C’est bien le logement qui pèse le plus lourd dans le budget des ménages ! Selon l’Insee, le coût du logement représentait en 1959 9,3 % des revenus disponibles, c’est aujourd’hui 22,6 %. Les dépenses contraintes en 1959 représentaient près de 12 % du revenu disponible contre….30 % en 2016 !
Sauf à admettre cette évolution, nous devons travailler sur deux orientations.
La première est celle de l’aménagement du territoire.
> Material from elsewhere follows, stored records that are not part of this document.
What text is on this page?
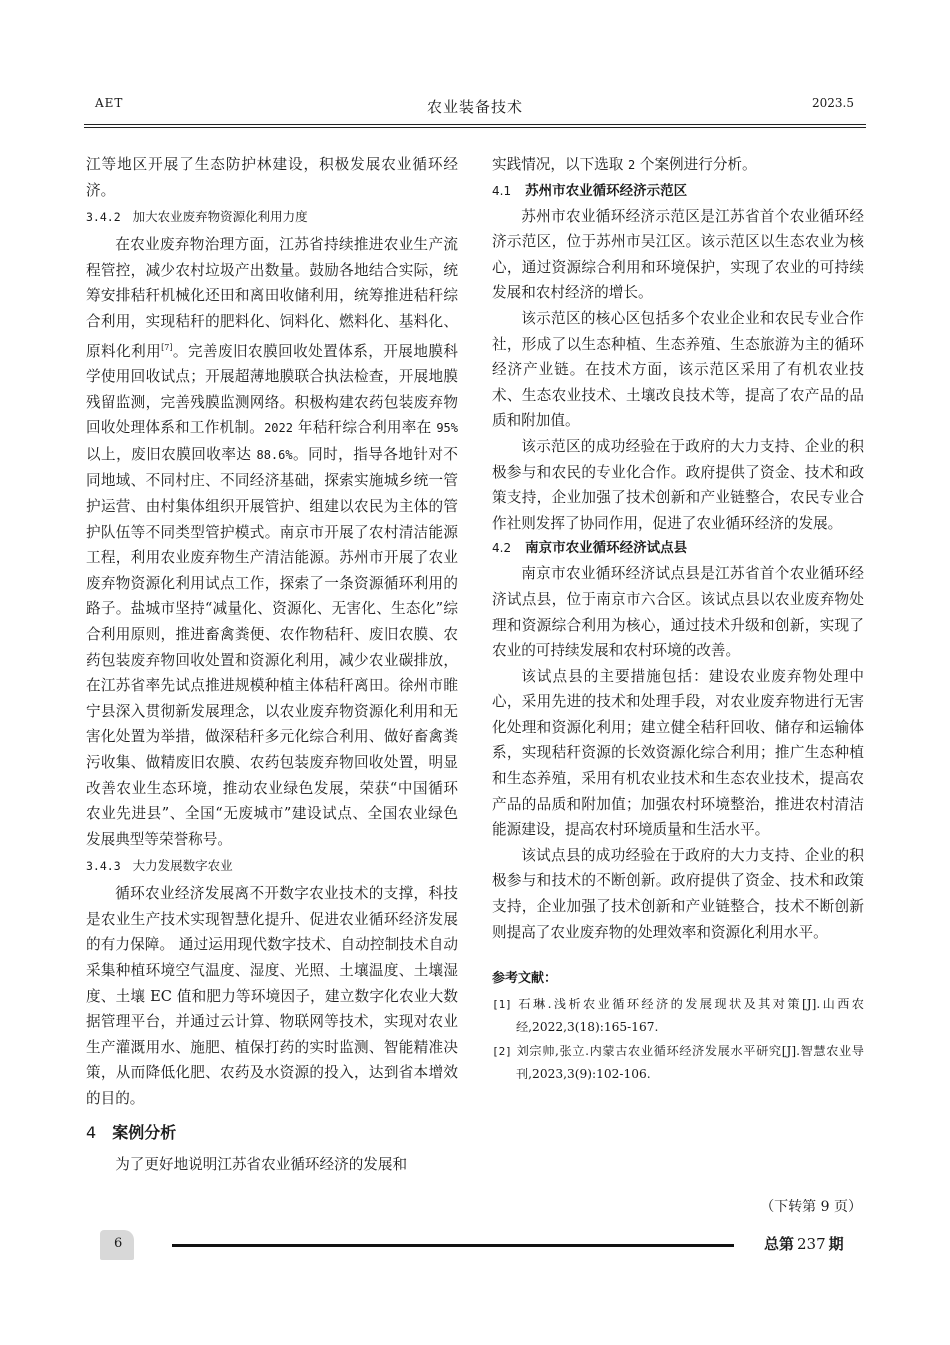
AET	农业装备技术	2023.5

江等地区开展了生态防护林建设，积极发展农业循环经济。

3.4.2 加大农业废弃物资源化利用力度

在农业废弃物治理方面，江苏省持续推进农业生产流程管控，减少农村垃圾产出数量。鼓励各地结合实际，统筹安排秸秆机械化还田和离田收储利用，统筹推进秸秆综合利用，实现秸秆的肥料化、饲料化、燃料化、基料化、原料化利用[7]。完善废旧农膜回收处置体系，开展地膜科学使用回收试点；开展超薄地膜联合执法检查，开展地膜残留监测，完善残膜监测网络。积极构建农药包装废弃物回收处理体系和工作机制。2022 年秸秆综合利用率在 95%以上，废旧农膜回收率达 88.6%。同时，指导各地针对不同地域、不同村庄、不同经济基础，探索实施城乡统一管护运营、由村集体组织开展管护、组建以农民为主体的管护队伍等不同类型管护模式。南京市开展了农村清洁能源工程，利用农业废弃物生产清洁能源。苏州市开展了农业废弃物资源化利用试点工作，探索了一条资源循环利用的路子。盐城市坚持“减量化、资源化、无害化、生态化”综合利用原则，推进畜禽粪便、农作物秸秆、废旧农膜、农药包装废弃物回收处置和资源化利用，减少农业碳排放，在江苏省率先试点推进规模种植主体秸秆离田。徐州市睢宁县深入贯彻新发展理念，以农业废弃物资源化利用和无害化处置为举措，做深秸秆多元化综合利用、做好畜禽粪污收集、做精废旧农膜、农药包装废弃物回收处置，明显改善农业生态环境，推动农业绿色发展，荣获“中国循环农业先进县”、全国“无废城市”建设试点、全国农业绿色发展典型等荣誉称号。

3.4.3 大力发展数字农业

循环农业经济发展离不开数字农业技术的支撑，科技是农业生产技术实现智慧化提升、促进农业循环经济发展的有力保障。 通过运用现代数字技术、自动控制技术自动采集种植环境空气温度、湿度、光照、土壤温度、土壤湿度、土壤 EC 值和肥力等环境因子，建立数字化农业大数据管理平台，并通过云计算、物联网等技术，实现对农业生产灌溉用水、施肥、植保打药的实时监测、智能精准决策，从而降低化肥、农药及水资源的投入，达到省本增效的目的。

4 案例分析

为了更好地说明江苏省农业循环经济的发展和

实践情况，以下选取 2 个案例进行分析。

4.1 苏州市农业循环经济示范区

苏州市农业循环经济示范区是江苏省首个农业循环经济示范区，位于苏州市吴江区。该示范区以生态农业为核心，通过资源综合利用和环境保护，实现了农业的可持续发展和农村经济的增长。

该示范区的核心区包括多个农业企业和农民专业合作社，形成了以生态种植、生态养殖、生态旅游为主的循环经济产业链。在技术方面，该示范区采用了有机农业技术、生态农业技术、土壤改良技术等，提高了农产品的品质和附加值。

该示范区的成功经验在于政府的大力支持、企业的积极参与和农民的专业化合作。政府提供了资金、技术和政策支持，企业加强了技术创新和产业链整合，农民专业合作社则发挥了协同作用，促进了农业循环经济的发展。

4.2 南京市农业循环经济试点县

南京市农业循环经济试点县是江苏省首个农业循环经济试点县，位于南京市六合区。该试点县以农业废弃物处理和资源综合利用为核心，通过技术升级和创新，实现了农业的可持续发展和农村环境的改善。

该试点县的主要措施包括：建设农业废弃物处理中心，采用先进的技术和处理手段，对农业废弃物进行无害化处理和资源化利用；建立健全秸秆回收、储存和运输体系，实现秸秆资源的长效资源化综合利用；推广生态种植和生态养殖，采用有机农业技术和生态农业技术，提高农产品的品质和附加值；加强农村环境整治，推进农村清洁能源建设，提高农村环境质量和生活水平。

该试点县的成功经验在于政府的大力支持、企业的积极参与和技术的不断创新。政府提供了资金、技术和政策支持，企业加强了技术创新和产业链整合，技术不断创新则提高了农业废弃物的处理效率和资源化利用水平。

参考文献：
[1] 石琳.浅析农业循环经济的发展现状及其对策[J].山西农经,2022,3(18):165-167.
[2] 刘宗帅,张立.内蒙古农业循环经济发展水平研究[J].智慧农业导刊,2023,3(9):102-106.
（下转第 9 页）
6	总第 237 期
Un autre modèle est possible si l’on décide de mieux répartir les entreprises et l’emploi sur les territoires, d’y préserver les services publics, de soutenir le développement des transports en commun y compris là où cela n’est pas forcément rentable. L’Etat devrait aussi travailler à un nouveau mouvement de décentralisation des administrations de Paris vers la province et les villes moyennes. Il pourrait aussi inciter les grandes entreprises qui se trouvent en région parisienne et qui reçoivent des aides de l’Etat à renouer avec la province. Bien évidemment, tout cela n’est possible qu’à la condition supplémentaire mais nécessaire que les territoires bénéficient tous d’une bonne couverture Internet. Le télé-travail pourrait aussi y prendre toute sa place !
La deuxième orientation consiste à s’interroger sur deux points en relation avec les marchés fonciers et immobiliers des grands centres urbains. Est-il normal que le prix du foncier représente parfois jusqu’à 40 % du coût d’acquisition pour le ménage ? Il est plus que temps de placer la question de la rente foncière au cœur des politiques publiques. Certains territoires tentent de soustraire le foncier des griffes du marché par des politiques d’acquisition et d’urbanisme ambitieuses ou encore par la mise en place d’outils permettant la dissociation du prix du foncier et de l’immobilier. Mais peut-être faudra-t-il tout simplement s’interroger, un jour, sur la propriété du sol dans les zones tendues ? Doit-il rester, quand l’intérêt général est en jeu, entre les mains de propriétaires privés ? Quant aux politiques de l’habitat qui, quand elles sont bien menées, permettent de répartir plus harmonieusement les populations sur un territoire, reconnaissons qu’elles ne sont pas toujours la préoccupation première de certains élus.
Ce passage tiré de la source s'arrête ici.